Alterations of the gut microbiome and plasma proteome in Chinese patients with adolescent idiopathic scoliosis.

Abstract

The etiology of adolescent idiopathic scoliosis (AIS), the most common rotational deformity of the spine, is still unclear. Emerging evidence suggests that gut microbiota dysbiosis influences musculoskeletal diseases such as arthritis and osteoporosis. However, the alterations of the fecal microbiome in AIS remain unknown. Thus, the current study was conducted to explore the gut microbiota compositions of Chinese AIS patients. Microbiota communities in the feces of 51 AIS patients and 34 age- and sex-matched healthy individuals were investigated using 16S rRNA sequencing. Meanwhile, the changes in the plasma proteome were detected using tandem mass tag (TMT) labeling coupled with liquid chromatography-mass spectrometry (LC-MS). The relationship between gut microbiota and AIS clinical characteristics as well as the correlation between gut microbiota and the changes in plasma proteins were analyzed. The structure of the gut microbiota differed between the AIS and healthy groups, however, the richness was similar. The genera Prevotella, Gelria, and Desulfovibrio were enriched in the feces of AIS patients. In contrast, the abundance of Parasutterella, Tyzzerella, and Phascolarctobacterium was decreased in the AIS group. More remarkably, a positive correlation between the abundance of the fecal genera Prevotella and the Cobb angles of the AIS patients was observed. Moreover, the major differential plasma proteins related to AIS were Fibronectin 1 (FN1), voltage-dependent anion channel 1 (VDAC1), Ras homolog family member A (RHOA), and AHNAK nucleoprotein (AHNAK).
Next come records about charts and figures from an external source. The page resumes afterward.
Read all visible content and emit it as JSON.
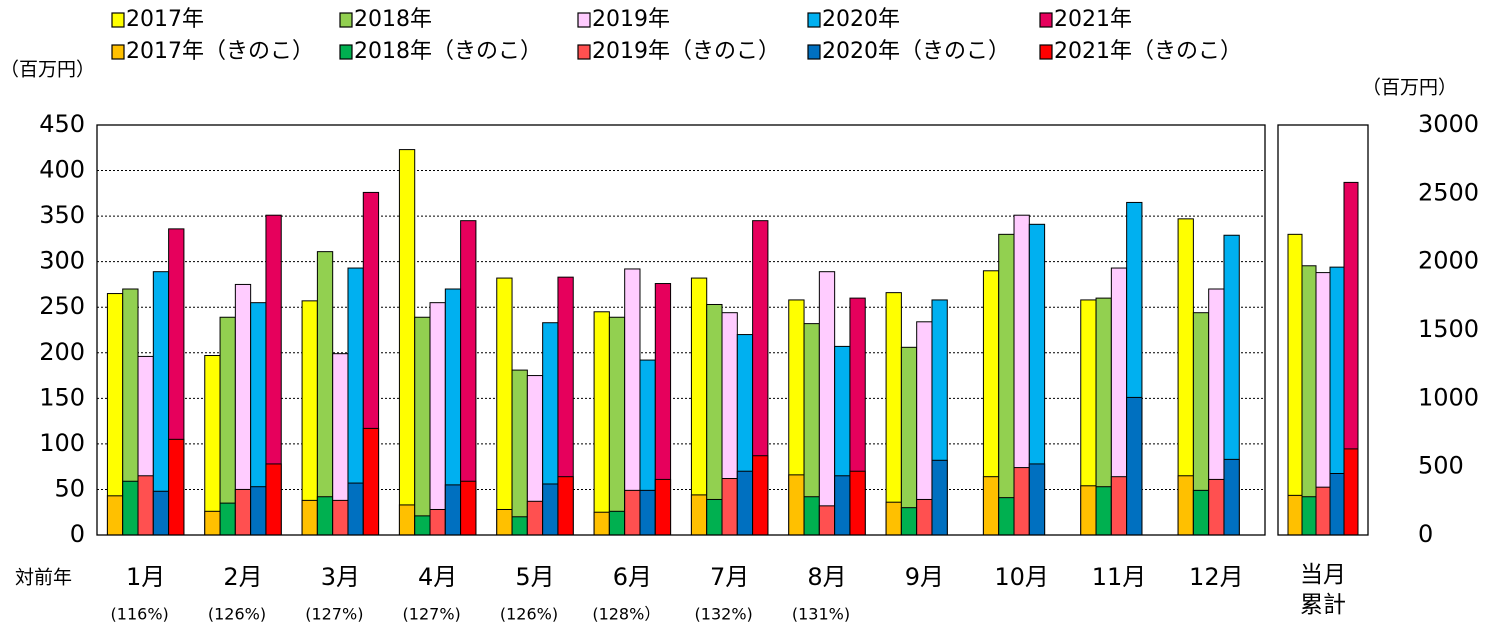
{
  "chart_data": [
    {
      "type": "bar",
      "y_unit": "（百万円）",
      "categories": [
        "1月",
        "2月",
        "3月",
        "4月",
        "5月",
        "6月",
        "7月",
        "8月",
        "9月",
        "10月",
        "11月",
        "12月"
      ],
      "series": [
        {
          "name": "2017年",
          "color": "#ffff00",
          "values": [
            265,
            197,
            257,
            423,
            282,
            245,
            282,
            258,
            266,
            290,
            258,
            347
          ]
        },
        {
          "name": "2018年",
          "color": "#92d050",
          "values": [
            270,
            239,
            311,
            239,
            181,
            239,
            253,
            232,
            206,
            330,
            260,
            244
          ]
        },
        {
          "name": "2019年",
          "color": "#ffccff",
          "values": [
            196,
            275,
            199,
            255,
            175,
            292,
            244,
            289,
            234,
            351,
            293,
            270
          ]
        },
        {
          "name": "2020年",
          "color": "#00b0f0",
          "values": [
            289,
            255,
            293,
            270,
            233,
            192,
            220,
            207,
            258,
            341,
            365,
            329
          ]
        },
        {
          "name": "2021年",
          "color": "#e6005c",
          "values": [
            336,
            351,
            376,
            345,
            283,
            276,
            345,
            260,
            null,
            null,
            null,
            null
          ]
        },
        {
          "name": "2017年（きのこ）",
          "color": "#ffc000",
          "values": [
            43,
            26,
            38,
            33,
            28,
            25,
            44,
            66,
            36,
            64,
            54,
            65
          ]
        },
        {
          "name": "2018年（きのこ）",
          "color": "#00b050",
          "values": [
            59,
            35,
            42,
            21,
            20,
            26,
            39,
            42,
            30,
            41,
            53,
            49
          ]
        },
        {
          "name": "2019年（きのこ）",
          "color": "#ff5050",
          "values": [
            65,
            50,
            38,
            28,
            37,
            49,
            62,
            32,
            39,
            74,
            64,
            61
          ]
        },
        {
          "name": "2020年（きのこ）",
          "color": "#0070c0",
          "values": [
            48,
            53,
            57,
            55,
            56,
            49,
            70,
            65,
            82,
            78,
            151,
            83
          ]
        },
        {
          "name": "2021年（きのこ）",
          "color": "#ff0000",
          "values": [
            105,
            78,
            117,
            59,
            64,
            61,
            87,
            70,
            null,
            null,
            null,
            null
          ]
        }
      ],
      "ylim": [
        0,
        450
      ],
      "yticks": [
        0,
        50,
        100,
        150,
        200,
        250,
        300,
        350,
        400,
        450
      ],
      "grid": true,
      "yoy_title": "対前年",
      "yoy_labels": [
        "(116%)",
        "(126%)",
        "(127%)",
        "(127%)",
        "(126%)",
        "(128%）",
        "(132%)",
        "(131%)"
      ]
    },
    {
      "type": "bar",
      "y_unit": "（百万円）",
      "categories": [
        "当月累計"
      ],
      "series": [
        {
          "name": "2017年",
          "color": "#ffff00",
          "values": [
            2200
          ]
        },
        {
          "name": "2018年",
          "color": "#92d050",
          "values": [
            1970
          ]
        },
        {
          "name": "2019年",
          "color": "#ffccff",
          "values": [
            1920
          ]
        },
        {
          "name": "2020年",
          "color": "#00b0f0",
          "values": [
            1960
          ]
        },
        {
          "name": "2021年",
          "color": "#e6005c",
          "values": [
            2580
          ]
        },
        {
          "name": "2017年（きのこ）",
          "color": "#ffc000",
          "values": [
            290
          ]
        },
        {
          "name": "2018年（きのこ）",
          "color": "#00b050",
          "values": [
            280
          ]
        },
        {
          "name": "2019年（きのこ）",
          "color": "#ff5050",
          "values": [
            350
          ]
        },
        {
          "name": "2020年（きのこ）",
          "color": "#0070c0",
          "values": [
            450
          ]
        },
        {
          "name": "2021年（きのこ）",
          "color": "#ff0000",
          "values": [
            630
          ]
        }
      ],
      "ylim": [
        0,
        3000
      ],
      "yticks": [
        0,
        500,
        1000,
        1500,
        2000,
        2500,
        3000
      ]
    }
  ]
}
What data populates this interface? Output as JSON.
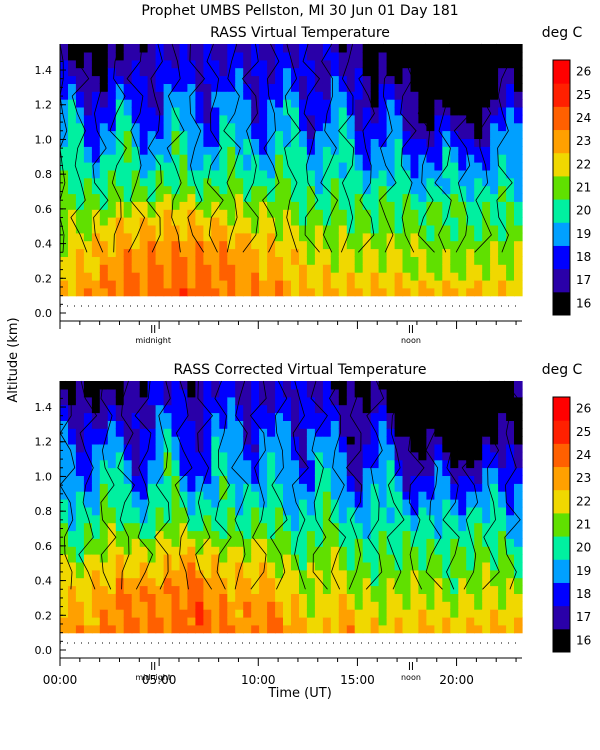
{
  "header": {
    "line1": "Prophet  UMBS Pellston, MI  30 Jun 01 Day 181"
  },
  "shared": {
    "ylabel": "Altitude (km)",
    "xlabel": "Time (UT)",
    "midnight_label": "midnight",
    "noon_label": "noon",
    "midnight_hour": 4.7,
    "noon_hour": 17.7,
    "min_altitude_km": 0.04
  },
  "chart_data": [
    {
      "type": "heatmap",
      "title": "RASS Virtual Temperature",
      "colorbar_label": "deg C",
      "xlabel": "",
      "ylabel": "Altitude (km)",
      "xlim": [
        0,
        23.3
      ],
      "ylim": [
        0.0,
        1.55
      ],
      "yticks": [
        "0.0",
        "0.2",
        "0.4",
        "0.6",
        "0.8",
        "1.0",
        "1.2",
        "1.4"
      ],
      "xticks": [],
      "colorbar_ticks": [
        "26",
        "25",
        "24",
        "23",
        "22",
        "21",
        "20",
        "19",
        "18",
        "17",
        "16"
      ],
      "colorbar_colors": [
        "#000000",
        "#2a00a8",
        "#0000ff",
        "#00a0ff",
        "#00f0a0",
        "#60e000",
        "#f0d800",
        "#ffa000",
        "#ff6000",
        "#ff2000",
        "#ff0000"
      ],
      "variant": "raw",
      "approx_values_degC": {
        "surface_night": 25,
        "surface_day": 21,
        "mid_level_night": 23,
        "upper_level_day": 18,
        "minimum_near_20UT_1.3km": 16
      }
    },
    {
      "type": "heatmap",
      "title": "RASS Corrected Virtual Temperature",
      "colorbar_label": "deg C",
      "xlabel": "Time (UT)",
      "ylabel": "Altitude (km)",
      "xlim": [
        0,
        23.3
      ],
      "ylim": [
        0.0,
        1.55
      ],
      "yticks": [
        "0.0",
        "0.2",
        "0.4",
        "0.6",
        "0.8",
        "1.0",
        "1.2",
        "1.4"
      ],
      "xticks": [
        "00:00",
        "05:00",
        "10:00",
        "15:00",
        "20:00"
      ],
      "colorbar_ticks": [
        "26",
        "25",
        "24",
        "23",
        "22",
        "21",
        "20",
        "19",
        "18",
        "17",
        "16"
      ],
      "colorbar_colors": [
        "#000000",
        "#2a00a8",
        "#0000ff",
        "#00a0ff",
        "#00f0a0",
        "#60e000",
        "#f0d800",
        "#ffa000",
        "#ff6000",
        "#ff2000",
        "#ff0000"
      ],
      "variant": "corrected",
      "approx_values_degC": {
        "surface_night": 25,
        "surface_day": 21,
        "mid_level_night": 23,
        "upper_level_day": 18,
        "minimum_near_20UT_1.3km": 16
      }
    }
  ]
}
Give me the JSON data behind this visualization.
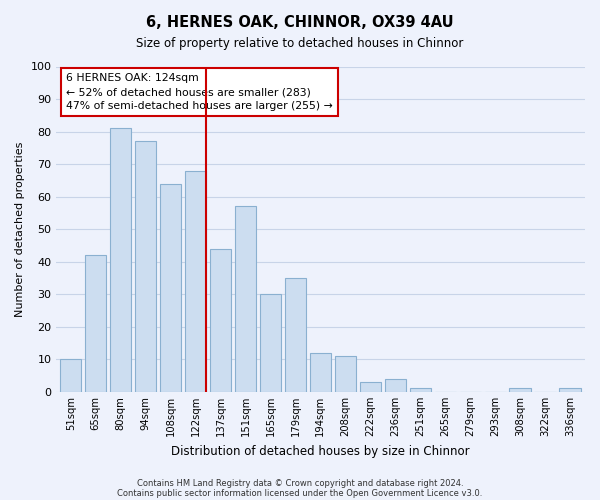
{
  "title": "6, HERNES OAK, CHINNOR, OX39 4AU",
  "subtitle": "Size of property relative to detached houses in Chinnor",
  "xlabel": "Distribution of detached houses by size in Chinnor",
  "ylabel": "Number of detached properties",
  "bar_labels": [
    "51sqm",
    "65sqm",
    "80sqm",
    "94sqm",
    "108sqm",
    "122sqm",
    "137sqm",
    "151sqm",
    "165sqm",
    "179sqm",
    "194sqm",
    "208sqm",
    "222sqm",
    "236sqm",
    "251sqm",
    "265sqm",
    "279sqm",
    "293sqm",
    "308sqm",
    "322sqm",
    "336sqm"
  ],
  "bar_values": [
    10,
    42,
    81,
    77,
    64,
    68,
    44,
    57,
    30,
    35,
    12,
    11,
    3,
    4,
    1,
    0,
    0,
    0,
    1,
    0,
    1
  ],
  "bar_color": "#ccddf0",
  "bar_edge_color": "#8ab0d0",
  "vline_x_index": 5,
  "vline_color": "#cc0000",
  "ylim": [
    0,
    100
  ],
  "yticks": [
    0,
    10,
    20,
    30,
    40,
    50,
    60,
    70,
    80,
    90,
    100
  ],
  "annotation_title": "6 HERNES OAK: 124sqm",
  "annotation_line1": "← 52% of detached houses are smaller (283)",
  "annotation_line2": "47% of semi-detached houses are larger (255) →",
  "annotation_box_color": "white",
  "annotation_box_edge": "#cc0000",
  "footer_line1": "Contains HM Land Registry data © Crown copyright and database right 2024.",
  "footer_line2": "Contains public sector information licensed under the Open Government Licence v3.0.",
  "background_color": "#eef2fc",
  "grid_color": "#c8d4e8",
  "bar_width": 0.85
}
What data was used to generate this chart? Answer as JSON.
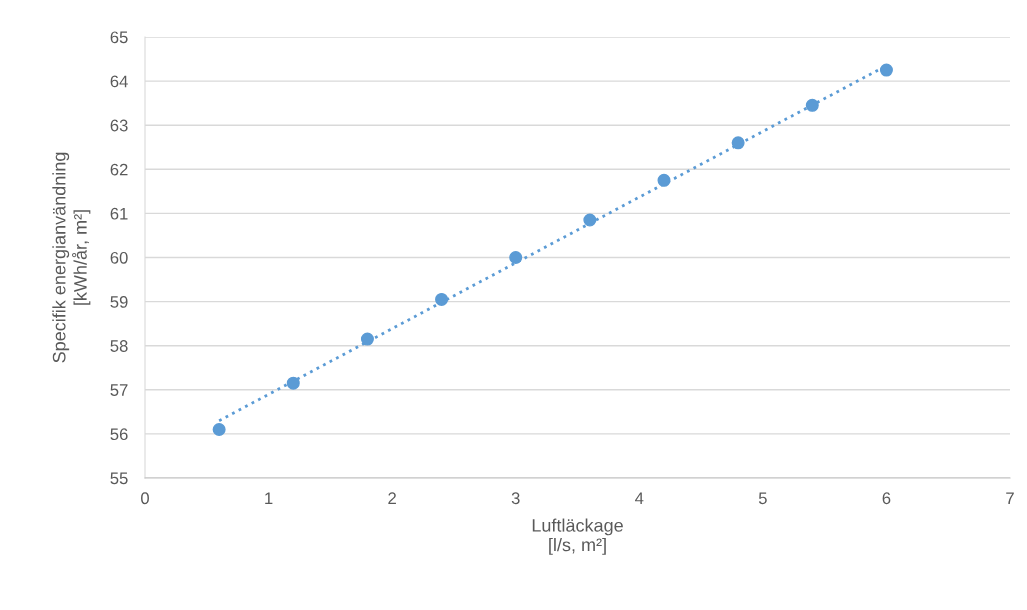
{
  "chart_data": {
    "type": "scatter",
    "xlabel": "Luftläckage\n[l/s, m²]",
    "ylabel": "Specifik energianvändning\n[kWh/år, m²]",
    "series": [
      {
        "color": "#5b9bd5",
        "x": [
          0.6,
          1.2,
          1.8,
          2.4,
          3.0,
          3.6,
          4.2,
          4.8,
          5.4,
          6.0
        ],
        "values": [
          56.1,
          57.15,
          58.15,
          59.05,
          60.0,
          60.85,
          61.75,
          62.6,
          63.45,
          64.25
        ],
        "marker": "circle"
      },
      {
        "type": "line",
        "color": "#5b9bd5",
        "x": [
          0.6,
          6.0
        ],
        "values": [
          56.3,
          64.35
        ],
        "line_style": "dotted",
        "marker": "none"
      }
    ],
    "xlim": [
      0,
      7
    ],
    "xticks": [
      0,
      1,
      2,
      3,
      4,
      5,
      6,
      7
    ],
    "ylim": [
      55,
      65
    ],
    "yticks": [
      55,
      56,
      57,
      58,
      59,
      60,
      61,
      62,
      63,
      64,
      65
    ],
    "grid": "y",
    "legend": false
  }
}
Additionally, the positive correlations between fecal Prevotella and the expression of host plasma FN1 as well as the negative relationships between fecal Prevotella and the expression of host VDAC1 and AHNAK were confirmed. Elucidating these differences in the gut microbiota will provide a foundation to improve our understanding of the pathogenesis of AIS and to support potential therapeutic options based on modifying the gut microbiota.